Integrated solar pump design incorporating a brushless DC motor for use in a solar heating system

Abstract

Most solar thermal hot water heating systems utilize a pump for circulation of the working fluid. An elegant approach to powering the pump is via solar energy. A “solar pump” employs a photovoltaic module, electric motor, and pump to collect and convert solar energy to circulate the working fluid. This article presents an experimental investigation of a new integrated solar pump design that employs the stator of a brushless DC motor and a magnetically coupled pump that has no dynamic seal. This design significantly reduces total volume and mass, and eliminates redundant components. The integrated design meets a hydraulic load of 1.7 bar and 1.4 litres per minute, equal to 4.0 watts, at a rotational speed of 500 revolutions per minute. The brushless DC motor and positive displacement pump achieve efficiencies of 62% and 52%, respectively, resulting in an electric to hydraulic efficiency of 32%. Thus, a readily available photovoltaic module rated 15 watts output is suitable to power the system.
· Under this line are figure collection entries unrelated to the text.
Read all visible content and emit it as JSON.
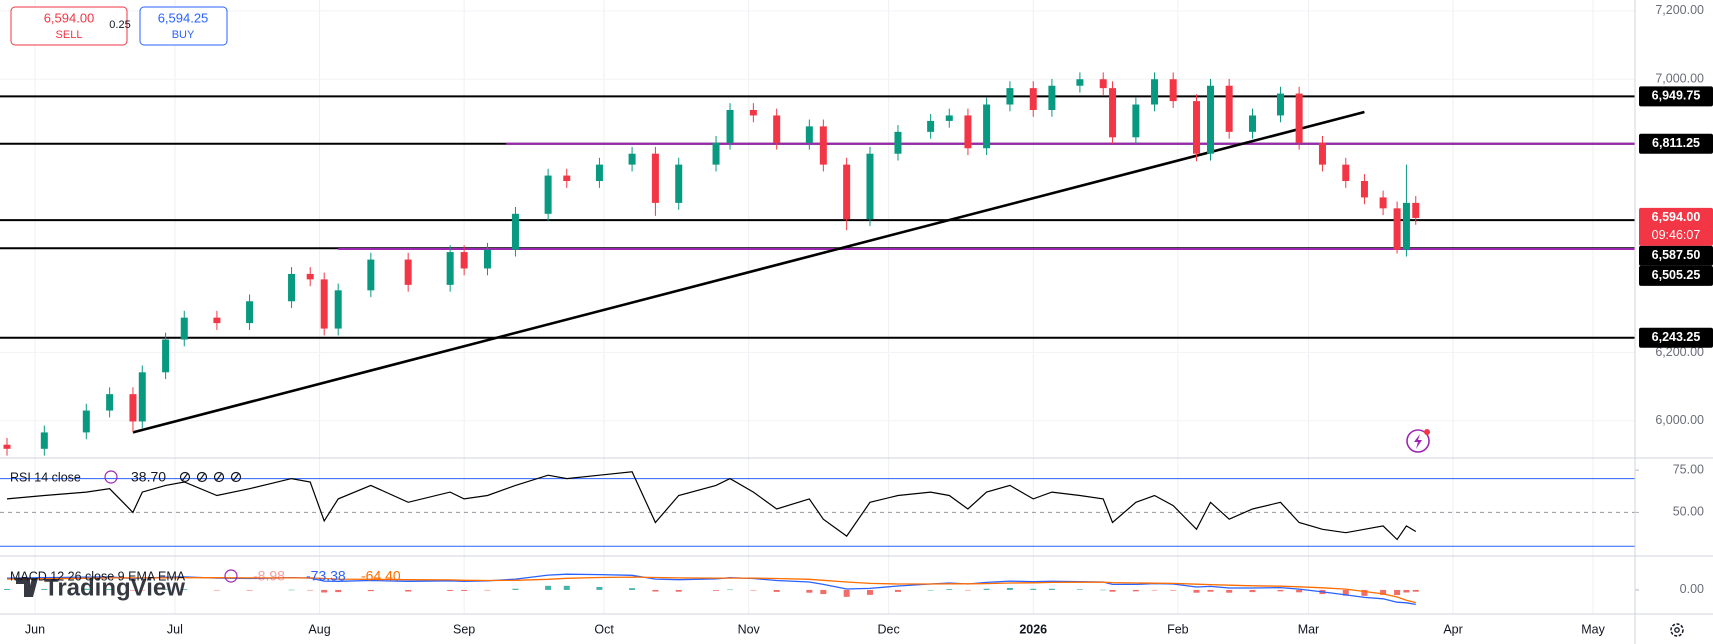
{
  "trade_panel": {
    "sell_price": "6,594.00",
    "sell_label": "SELL",
    "spread": "0.25",
    "buy_price": "6,594.25",
    "buy_label": "BUY"
  },
  "watermark": "TradingView",
  "chart_data": [
    {
      "type": "candlestick",
      "x": [
        -6,
        2,
        11,
        16,
        21,
        23,
        28,
        32,
        39,
        46,
        55,
        59,
        62,
        65,
        72,
        80,
        89,
        92,
        97,
        103,
        110,
        114,
        121,
        128,
        133,
        138,
        146,
        149,
        154,
        159,
        166,
        169,
        174,
        179,
        185,
        192,
        196,
        200,
        204,
        209,
        214,
        218,
        224,
        229,
        231,
        236,
        240,
        244,
        249,
        252,
        256,
        261,
        267,
        271,
        276,
        281,
        285,
        289,
        292,
        294,
        296
      ],
      "open": [
        5930,
        5918,
        5966,
        6030,
        6078,
        5998,
        6142,
        6238,
        6302,
        6286,
        6350,
        6430,
        6414,
        6270,
        6382,
        6472,
        6398,
        6494,
        6446,
        6501,
        6606,
        6718,
        6702,
        6750,
        6782,
        6638,
        6750,
        6814,
        6910,
        6894,
        6814,
        6862,
        6750,
        6590,
        6782,
        6846,
        6878,
        6894,
        6798,
        6926,
        6974,
        6910,
        6981,
        7000,
        6974,
        6830,
        6926,
        7000,
        6936,
        6782,
        6981,
        6846,
        6894,
        6958,
        6814,
        6750,
        6702,
        6654,
        6622,
        6501,
        6638
      ],
      "high": [
        5950,
        5986,
        6050,
        6098,
        6098,
        6162,
        6258,
        6322,
        6322,
        6370,
        6450,
        6450,
        6434,
        6402,
        6492,
        6492,
        6514,
        6514,
        6521,
        6626,
        6738,
        6738,
        6770,
        6802,
        6802,
        6770,
        6834,
        6930,
        6930,
        6914,
        6882,
        6882,
        6770,
        6802,
        6866,
        6898,
        6914,
        6914,
        6946,
        6994,
        6994,
        7001,
        7020,
        7020,
        6994,
        6946,
        7020,
        7020,
        6956,
        7001,
        7001,
        6914,
        6978,
        6978,
        6834,
        6770,
        6722,
        6674,
        6642,
        6750,
        6658
      ],
      "low": [
        5898,
        5898,
        5946,
        6010,
        5966,
        5978,
        6122,
        6218,
        6266,
        6266,
        6330,
        6394,
        6250,
        6250,
        6362,
        6378,
        6378,
        6426,
        6426,
        6481,
        6586,
        6682,
        6682,
        6730,
        6600,
        6618,
        6730,
        6794,
        6874,
        6794,
        6794,
        6730,
        6558,
        6570,
        6762,
        6826,
        6858,
        6778,
        6778,
        6906,
        6890,
        6890,
        6961,
        6954,
        6810,
        6810,
        6906,
        6916,
        6760,
        6762,
        6826,
        6826,
        6874,
        6794,
        6730,
        6682,
        6634,
        6602,
        6490,
        6481,
        6574
      ],
      "close": [
        5918,
        5966,
        6030,
        6078,
        5998,
        6142,
        6238,
        6302,
        6286,
        6350,
        6430,
        6414,
        6270,
        6382,
        6472,
        6398,
        6494,
        6446,
        6501,
        6606,
        6718,
        6702,
        6750,
        6782,
        6638,
        6750,
        6814,
        6910,
        6894,
        6814,
        6862,
        6750,
        6590,
        6782,
        6846,
        6878,
        6894,
        6798,
        6926,
        6974,
        6910,
        6981,
        7000,
        6974,
        6830,
        6926,
        7000,
        6936,
        6782,
        6981,
        6846,
        6894,
        6958,
        6814,
        6750,
        6702,
        6654,
        6622,
        6501,
        6638,
        6594
      ],
      "up_color": "#089981",
      "down_color": "#f23645",
      "xlim": [
        -7.5,
        343
      ],
      "xticks": [
        {
          "value": 0,
          "label": "Jun"
        },
        {
          "value": 30,
          "label": "Jul"
        },
        {
          "value": 61,
          "label": "Aug"
        },
        {
          "value": 92,
          "label": "Sep"
        },
        {
          "value": 122,
          "label": "Oct"
        },
        {
          "value": 153,
          "label": "Nov"
        },
        {
          "value": 183,
          "label": "Dec"
        },
        {
          "value": 214,
          "label": "2026",
          "bold": true
        },
        {
          "value": 245,
          "label": "Feb"
        },
        {
          "value": 273,
          "label": "Mar"
        },
        {
          "value": 304,
          "label": "Apr"
        },
        {
          "value": 334,
          "label": "May"
        }
      ],
      "ylim": [
        5894,
        7232
      ],
      "yticks": [
        {
          "value": 6000,
          "label": "6,000.00"
        },
        {
          "value": 6200,
          "label": "6,200.00"
        },
        {
          "value": 7000,
          "label": "7,000.00"
        },
        {
          "value": 7200,
          "label": "7,200.00"
        }
      ],
      "grid": true,
      "levels": [
        {
          "value": 6949.75,
          "label": "6,949.75",
          "color": "#000000"
        },
        {
          "value": 6811.25,
          "label": "6,811.25",
          "color": "#000000"
        },
        {
          "value": 6587.5,
          "label": "6,587.50",
          "color": "#000000"
        },
        {
          "value": 6505.25,
          "label": "6,505.25",
          "color": "#000000"
        },
        {
          "value": 6243.25,
          "label": "6,243.25",
          "color": "#000000"
        }
      ],
      "rays": [
        {
          "start": 101,
          "value": 6811.25,
          "color": "#9c27b0"
        },
        {
          "start": 65,
          "value": 6503,
          "color": "#9c27b0"
        }
      ],
      "trendline": {
        "x": [
          21,
          285
        ],
        "y": [
          5966,
          6904
        ],
        "color": "#000000"
      },
      "last_price": {
        "value": 6594,
        "label": "6,594.00",
        "countdown": "09:46:07",
        "color": "#f23645"
      }
    },
    {
      "type": "line",
      "title": "RSI 14 close",
      "series": [
        {
          "color": "#000000",
          "last_label": "38.70",
          "values": [
            58,
            60,
            62,
            64,
            50,
            62,
            66,
            68,
            60,
            64,
            70,
            68,
            45,
            58,
            66,
            56,
            62,
            58,
            60,
            66,
            72,
            70,
            72,
            74,
            44,
            60,
            66,
            70,
            62,
            52,
            58,
            46,
            36,
            56,
            60,
            62,
            60,
            52,
            62,
            66,
            58,
            62,
            60,
            58,
            44,
            56,
            60,
            54,
            40,
            56,
            46,
            52,
            56,
            44,
            40,
            38,
            40,
            42,
            34,
            42,
            38.7
          ]
        }
      ],
      "ylim": [
        24.8,
        81.6
      ],
      "yticks": [
        {
          "value": 75,
          "label": "75.00"
        },
        {
          "value": 50,
          "label": "50.00"
        }
      ],
      "bands": [
        70,
        30
      ],
      "band_color": "#2962ff",
      "midline": 50
    },
    {
      "type": "macd",
      "title": "MACD 12 26 close 9 EMA EMA",
      "series": [
        {
          "kind": "histogram",
          "color": "#26a69a",
          "negative_color": "#ef5350",
          "last_label": "-8.98",
          "values": [
            5,
            5,
            6,
            5,
            -3,
            -1,
            3,
            4,
            -2,
            -3,
            1,
            -1,
            -13,
            -11,
            -6,
            -8,
            -5,
            -5,
            -2,
            6,
            21,
            21,
            15,
            9,
            -8,
            -9,
            -4,
            2,
            -2,
            -10,
            -14,
            -21,
            -35,
            -25,
            -10,
            0,
            4,
            -1,
            6,
            10,
            6,
            6,
            3,
            1,
            -9,
            -7,
            -2,
            -3,
            -14,
            -9,
            -14,
            -11,
            -7,
            -12,
            -21,
            -29,
            -30,
            -25,
            -26,
            -13,
            -8.98
          ]
        },
        {
          "kind": "line",
          "color": "#2962ff",
          "last_label": "-73.38",
          "values": [
            60,
            62,
            65,
            66,
            58,
            60,
            64,
            66,
            60,
            58,
            62,
            60,
            45,
            44,
            48,
            44,
            46,
            44,
            46,
            55,
            75,
            80,
            78,
            74,
            55,
            52,
            56,
            62,
            58,
            48,
            40,
            28,
            5,
            8,
            20,
            30,
            35,
            30,
            38,
            45,
            42,
            44,
            42,
            40,
            28,
            28,
            32,
            30,
            15,
            18,
            10,
            10,
            12,
            4,
            -10,
            -25,
            -38,
            -45,
            -62,
            -65,
            -73.38
          ]
        },
        {
          "kind": "line",
          "color": "#ff6d00",
          "last_label": "-64.40",
          "values": [
            55,
            57,
            59,
            61,
            61,
            61,
            61,
            62,
            62,
            61,
            61,
            61,
            58,
            55,
            54,
            52,
            51,
            49,
            48,
            49,
            54,
            59,
            63,
            65,
            63,
            61,
            60,
            60,
            60,
            58,
            54,
            49,
            40,
            33,
            30,
            30,
            31,
            31,
            32,
            35,
            36,
            38,
            39,
            39,
            37,
            35,
            34,
            33,
            29,
            27,
            24,
            21,
            19,
            16,
            11,
            4,
            -8,
            -20,
            -36,
            -52,
            -64.4
          ]
        }
      ],
      "ylim": [
        -122,
        167
      ],
      "yticks": [
        {
          "value": 0,
          "label": "0.00"
        }
      ]
    }
  ]
}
A variety of design variations were tested to determine the impact of the armature winding, pump size, pulse width modulation frequency, seal can material, etcetera. The physical and magnetic design was found to dominate efficiency. The efficiency characteristics of a photovoltaic module are such that over-sizing is wasteful. The integrated design presents a robust, efficient package for use as a solar pump. Although focus has been placed on application to a solar thermal collector system, variations of the design are suitable for a wide variety of applications such as remote location water pumping.